December 13th, 2012
O sucesso no uso de corantes de rastreamento celulares para monitorar a função de células imunes e proliferação envolve várias etapas críticas. Descrevemos métodos para: 1) a obtenção de brilhante, uniforme, reprodutível etiqueta ing com corantes de membrana, 2) selecção de fluorocromos e condições de aquisição de dados, e 3) a escolha de um modelo para quantificar a proliferação de células com base na diluição de corante.
O objetivo geral deste método é usar corantes de rastreamento celular para quantificar diretamente a extensão da divisão celular para diferentes subconjuntos de células imunes em populações complexas. Isso é obtido primeiro marcando a população de células-mãe com um corante fluorescente conhecido por dar ligação estável a proteínas celulares ou por intercalar de forma não covalente nas membranas celulares para rastrear células marcadas com corante que respondem a contadores de estimulação, coloração com anticorpos fluorescentes e análise usando citometria de fluxo multiparâmetro permite a detecção de respostas diferenciais entre os tipos de células imunes de interesse estimuladas, Mas os controles de rastreamento de corante não corado são usados para estabelecer a menor intensidade de fluorescência da célula filha que pode ser distinguida do corante de rastreamento de autofluorescência marcado, mas os controles não estimulados são usados para estabelecer a intensidade de fluorescência na qual as células indivisas serão detectadas.

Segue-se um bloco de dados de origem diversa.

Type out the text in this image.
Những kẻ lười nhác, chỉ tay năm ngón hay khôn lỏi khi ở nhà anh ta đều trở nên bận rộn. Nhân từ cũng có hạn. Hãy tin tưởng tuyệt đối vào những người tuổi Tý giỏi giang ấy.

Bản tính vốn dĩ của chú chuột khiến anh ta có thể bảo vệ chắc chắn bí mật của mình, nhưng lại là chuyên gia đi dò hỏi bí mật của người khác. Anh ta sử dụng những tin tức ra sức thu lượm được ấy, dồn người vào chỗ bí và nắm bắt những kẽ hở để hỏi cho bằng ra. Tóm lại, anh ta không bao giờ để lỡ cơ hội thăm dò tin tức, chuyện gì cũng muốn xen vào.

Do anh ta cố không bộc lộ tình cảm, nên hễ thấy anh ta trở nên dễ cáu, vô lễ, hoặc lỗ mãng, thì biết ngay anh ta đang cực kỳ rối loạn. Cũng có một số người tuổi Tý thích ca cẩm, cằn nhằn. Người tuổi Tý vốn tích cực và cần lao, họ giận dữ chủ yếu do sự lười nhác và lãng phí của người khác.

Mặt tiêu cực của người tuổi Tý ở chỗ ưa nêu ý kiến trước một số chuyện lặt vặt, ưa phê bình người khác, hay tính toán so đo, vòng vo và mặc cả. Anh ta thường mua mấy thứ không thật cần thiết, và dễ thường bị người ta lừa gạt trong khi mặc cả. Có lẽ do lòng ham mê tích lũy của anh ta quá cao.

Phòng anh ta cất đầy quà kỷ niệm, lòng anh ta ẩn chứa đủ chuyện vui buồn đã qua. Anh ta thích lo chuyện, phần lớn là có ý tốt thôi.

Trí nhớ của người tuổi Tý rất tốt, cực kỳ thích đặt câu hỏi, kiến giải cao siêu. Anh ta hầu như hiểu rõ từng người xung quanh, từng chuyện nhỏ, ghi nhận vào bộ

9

A estimulação geralmente resulta em uma ampla gama de intensidades à medida que as células que proliferam em resposta se tornam progressivamente mais fracas, mas as que não respondem não.

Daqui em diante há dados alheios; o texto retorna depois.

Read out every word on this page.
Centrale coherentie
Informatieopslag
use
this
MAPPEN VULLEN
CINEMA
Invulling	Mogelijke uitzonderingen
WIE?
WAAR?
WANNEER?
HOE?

Em última análise, o uso de software de modelagem de pico para estimar a frequência relativa das células em diferentes gerações pode permitir a comparação quantitativa das respostas proliferativas em diferentes populações ou estímulos usando métricas como índice de proliferação ou frequência precursora. A principal vantagem desta técnica sobre os métodos existentes, como tritiado, tua incorporação ou expressão de KI 67, é que a diluição DI fornece uma medida direta da divisão celular que pode ser combinada com outras medidas de citometria de fluxo ME, como imunofenotipagem e produção de citocinas. A demonstração visual do método de coloração com corante de membrana é útil, pois a absorção do corante pelas células é extremamente rápida.
Consequentemente, uma boa técnica é a chave para obter uma coloração homogênea brilhante. Após as células mononucleares do sangue periférico humano serem isoladas, centrífuga por cinco minutos a 300 vezes G e temperatura ambiente para minimizar a contaminação plaquetária. Em seguida, ressuspenda o pellet a 10 elevado à sétima célula por mililitro em HBSS mais 1% BSA e coloque-os no gelo.

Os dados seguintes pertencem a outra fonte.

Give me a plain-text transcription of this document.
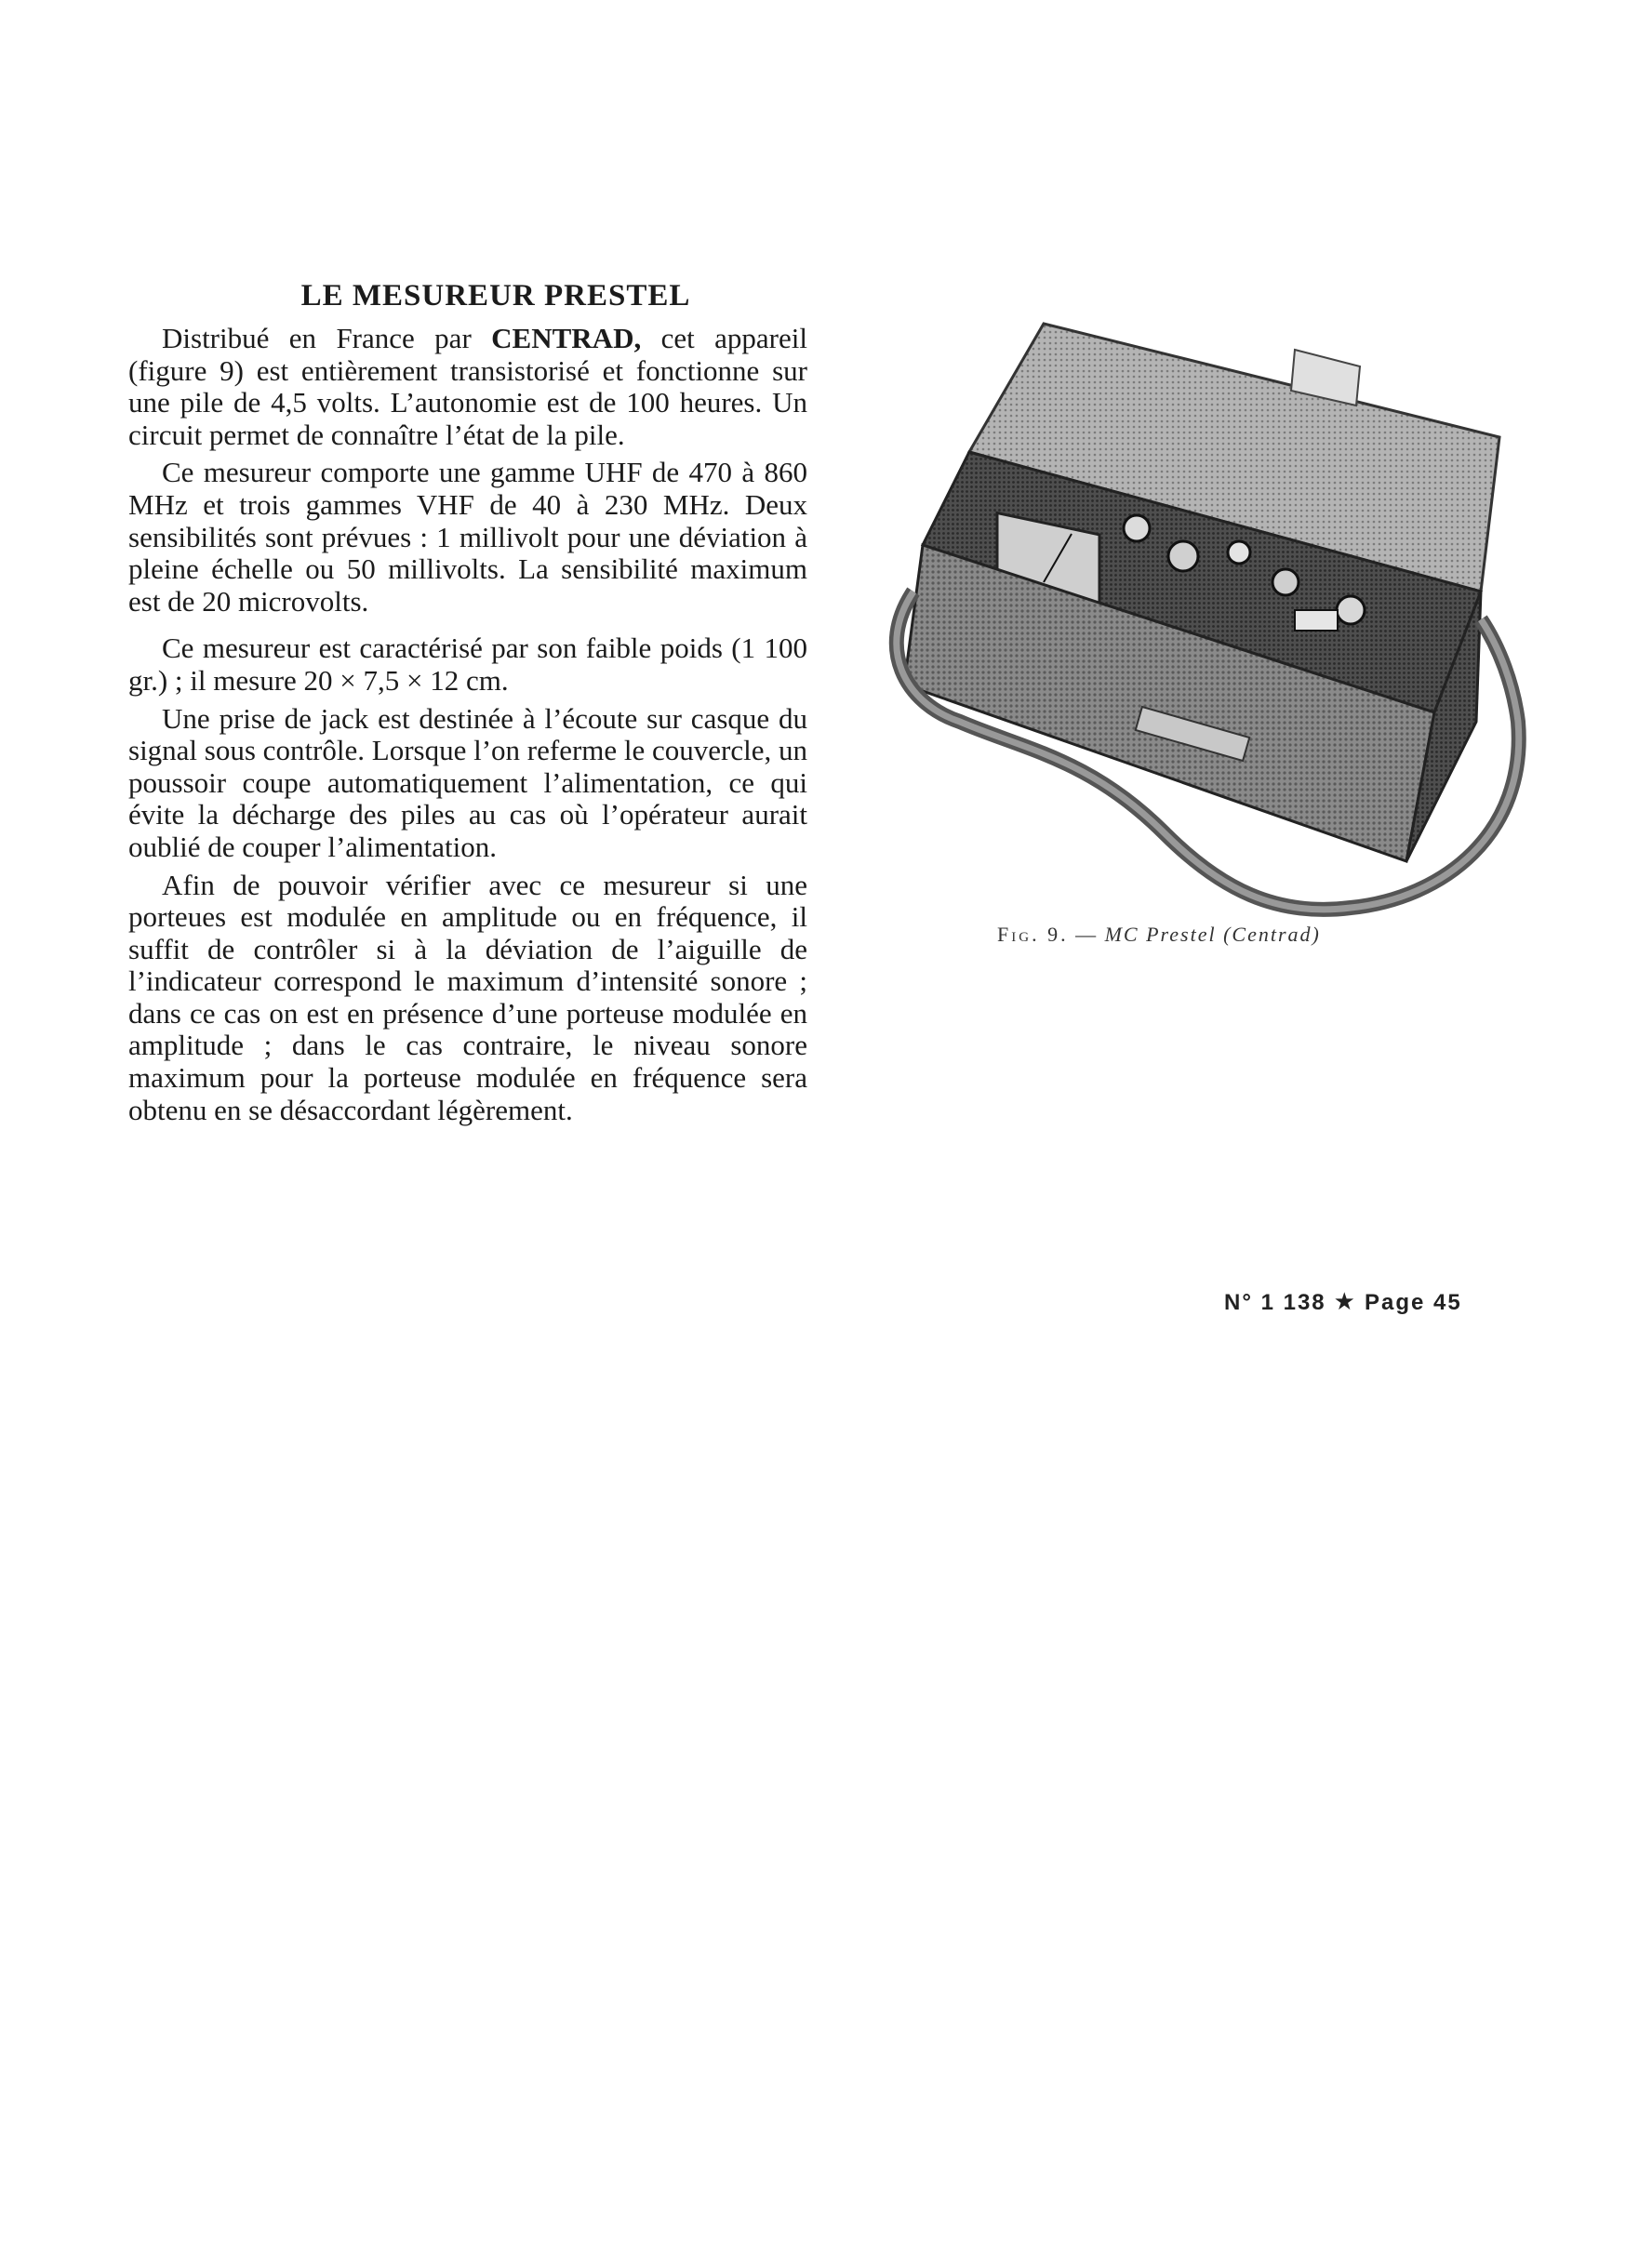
LE MESUREUR PRESTEL

Distribué en France par CENTRAD, cet appareil (figure 9) est entièrement transistorisé et fonctionne sur une pile de 4,5 volts. L’autonomie est de 100 heures. Un circuit permet de connaître l’état de la pile.

Ce mesureur comporte une gamme UHF de 470 à 860 MHz et trois gammes VHF de 40 à 230 MHz. Deux sensibilités sont prévues : 1 millivolt pour une déviation à pleine échelle ou 50 millivolts. La sensibilité maximum est de 20 microvolts.

Ce mesureur est caractérisé par son faible poids (1 100 gr.) ; il mesure 20 × 7,5 × 12 cm.

Une prise de jack est destinée à l’écoute sur casque du signal sous contrôle. Lorsque l’on referme le couvercle, un poussoir coupe automatiquement l’alimentation, ce qui évite la décharge des piles au cas où l’opérateur aurait oublié de couper l’alimentation.

Afin de pouvoir vérifier avec ce mesureur si une porteues est modulée en amplitude ou en fréquence, il suffit de contrôler si à la déviation de l’aiguille de l’indicateur correspond le maximum d’intensité sonore ; dans ce cas on est en présence d’une porteuse modulée en amplitude ; dans le cas contraire, le niveau sonore maximum pour la porteuse modulée en fréquence sera obtenu en se désaccordant légèrement.

Fig. 9. — MC Prestel (Centrad)
N° 1 138 ★ Page 45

Remova e reserve um Eloqua de 500 microlitros e, em seguida, transfira outra alíquota de células de 500 microlitros para um tubo cônico de polipropileno de 12 por 75 milímetros. Adicione 3,5 mililitros de HBSS e gire as células por cinco minutos a 400 vezes G e temperatura ambiente durante a lavagem, adicione 0,5 mililitros de veículo de rotulagem C diluente do kit PKH 26 GL a outro tubo cônico de polipropileno de 12 por 75 mililitros, aspire cuidadosamente o super natin deixando não mais do que 15 a 25 microlitros de fluido residual e tomando cuidado para não remover nenhuma célula. Em seguida, adicione 0,5 mililitros de veículo de marcação de C diluente ao pellet celular e aspire e dispense a solução várias vezes para obter uma suspensão de célula única.
Agora prepare os dois estoques XD adicionando dois microlitros de PKH 26 ao tubo contendo o diluente C. Só agora pipete imediatamente a suspensão celular em duas soluções de corante XPKH 26 recém-preparadas e, simultaneamente, aspire e dispense a mistura várias vezes para dispersar uniformemente as células por todo o corante. Após um minuto, adicione um mililitro de soro inativado pelo calor para interromper a absorção do corante nas membranas celulares. Depois de girar as células, aspire cuidadosamente o sobrenadante sem remover o pellet.
Em seguida, disperse o pellet em quatro mililitros de meio completo contendo 10% de soro inativado por calor e transfira a suspensão celular para um tubo de polipropileno novo. Lave as células duas vezes em HBSS mais 1% BSA adequadamente coradas as células exibirão uma coloração rosa distinta no pellet Após a suspensão do pellet celular em um mililitro HBSS mais 1% BSA, conte as células e ajuste o volume para dar uma concentração final de 10 elevado às sétimas células por mililitro. Depois de corar as células de acordo com o protocolo de citometria de fluxo descrito na tabela, use os cinco primeiros tubos para definir os parâmetros de dispersão direta e lateral e os sinais em todos os quatro detectores de fluorescência.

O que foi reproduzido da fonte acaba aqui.